Secondo Aniseh Bassiri Tabrizi, Visiting Fellow del Programma MENA di ECFR e autrice di “The EU’s sanctions regime against Iran in the aftermath of the JPA”, gli attori coinvolti nei negoziati, tra cui alcuni stati membri dell’UE, sono riusciti a mantenere la pressione sull’Iran attraverso il regime di sanzioni. Il “Joint Plan of Action” (JPA) non ha né indebolito le sanzioni, né rilanciato il commercio europeo verso il mercato iraniano. Nonostante l’interesse delle aziende europee per il mercato iraniano, il timore dell’effetto frenante delle sanzioni ha reso tali aziende restie nel fare affari con Teheran. Infatti, la ripresa economica del paese e l’integrazione nel sistema finanziario globale sono state meno prolifiche del previsto, soprattutto a causa delle difficoltà incontrate dall'UE nell’attuare parte dell’alleggerimento delle sanzioni previsto dall’accordo ad interim.

Secondo Aniseh Bassiri Tabrizi, le difficoltà dell’Europa nel far fede agli obblighi dell’accordo ad interim potrebbero minare il futuro dei negoziati in vari modi, tra cui:

•                    Riduzione della credibilità, flessibilità nel negoziare e abilità nel presentare i benefici di un accordo finale del Presidente Rouhani a livello nazionale.

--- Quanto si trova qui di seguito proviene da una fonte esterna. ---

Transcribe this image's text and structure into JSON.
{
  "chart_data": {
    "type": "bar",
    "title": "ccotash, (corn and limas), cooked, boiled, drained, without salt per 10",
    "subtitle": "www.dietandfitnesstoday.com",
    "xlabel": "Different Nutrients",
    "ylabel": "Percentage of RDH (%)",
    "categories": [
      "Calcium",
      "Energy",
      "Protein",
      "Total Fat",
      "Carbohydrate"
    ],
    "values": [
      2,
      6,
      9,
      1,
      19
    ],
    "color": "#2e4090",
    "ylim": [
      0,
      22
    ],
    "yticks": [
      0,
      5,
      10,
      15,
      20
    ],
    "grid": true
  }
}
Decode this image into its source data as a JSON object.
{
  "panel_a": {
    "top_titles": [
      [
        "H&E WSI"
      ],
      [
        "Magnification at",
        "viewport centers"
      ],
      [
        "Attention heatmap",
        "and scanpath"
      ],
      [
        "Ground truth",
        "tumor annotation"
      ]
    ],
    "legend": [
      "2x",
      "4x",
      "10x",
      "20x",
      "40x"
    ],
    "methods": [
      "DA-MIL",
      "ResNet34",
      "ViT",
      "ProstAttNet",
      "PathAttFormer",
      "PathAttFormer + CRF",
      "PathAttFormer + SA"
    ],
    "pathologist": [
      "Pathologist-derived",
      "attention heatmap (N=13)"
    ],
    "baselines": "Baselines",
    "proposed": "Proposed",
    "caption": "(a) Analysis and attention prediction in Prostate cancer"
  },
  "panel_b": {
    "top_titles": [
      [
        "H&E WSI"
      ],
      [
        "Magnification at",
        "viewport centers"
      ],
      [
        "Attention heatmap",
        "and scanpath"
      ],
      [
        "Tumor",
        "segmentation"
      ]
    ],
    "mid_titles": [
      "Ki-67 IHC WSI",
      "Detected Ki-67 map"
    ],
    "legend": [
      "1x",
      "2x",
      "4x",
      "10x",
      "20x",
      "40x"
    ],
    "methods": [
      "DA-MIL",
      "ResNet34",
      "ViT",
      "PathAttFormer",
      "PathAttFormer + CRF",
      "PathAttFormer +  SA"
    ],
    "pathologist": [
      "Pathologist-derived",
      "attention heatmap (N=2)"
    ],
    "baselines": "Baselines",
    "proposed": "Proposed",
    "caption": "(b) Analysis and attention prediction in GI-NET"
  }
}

•                    Perdita di fiducia di Teheran nella promessa degli E3+3 di ristabilire i legami finanziari internazionali del paese una volta raggiunto l’accordo finale.

•                    Danneggiamento dell’influenza diplomatica degli E3+3 sull’Iran

A livello nazionale, il Presidente Rouhani sarà probabilmente accusato di aver fatto troppe concessioni e sarà difficile per lui far valere le ragioni dell’importanza del patto sul nucleare per l’Iran se gli incentivi ottenuti dal coinvolgimento con gli E3+3 dovessero essere limitati.

L’UE deve far il possibile per superare le difficoltà che impediscono la piena attuazione degli obblighi del JPA. In caso contrario, l’UE sarà percepita da Teheran alla stregua degli Stati Uniti, ossia come incapace alleggerire le sanzioni. In un momento così delicato dei negoziati tra Iran e E3+3, questo potrebbe minare l’influenza diplomatica delle sei potenze verso l’Iran.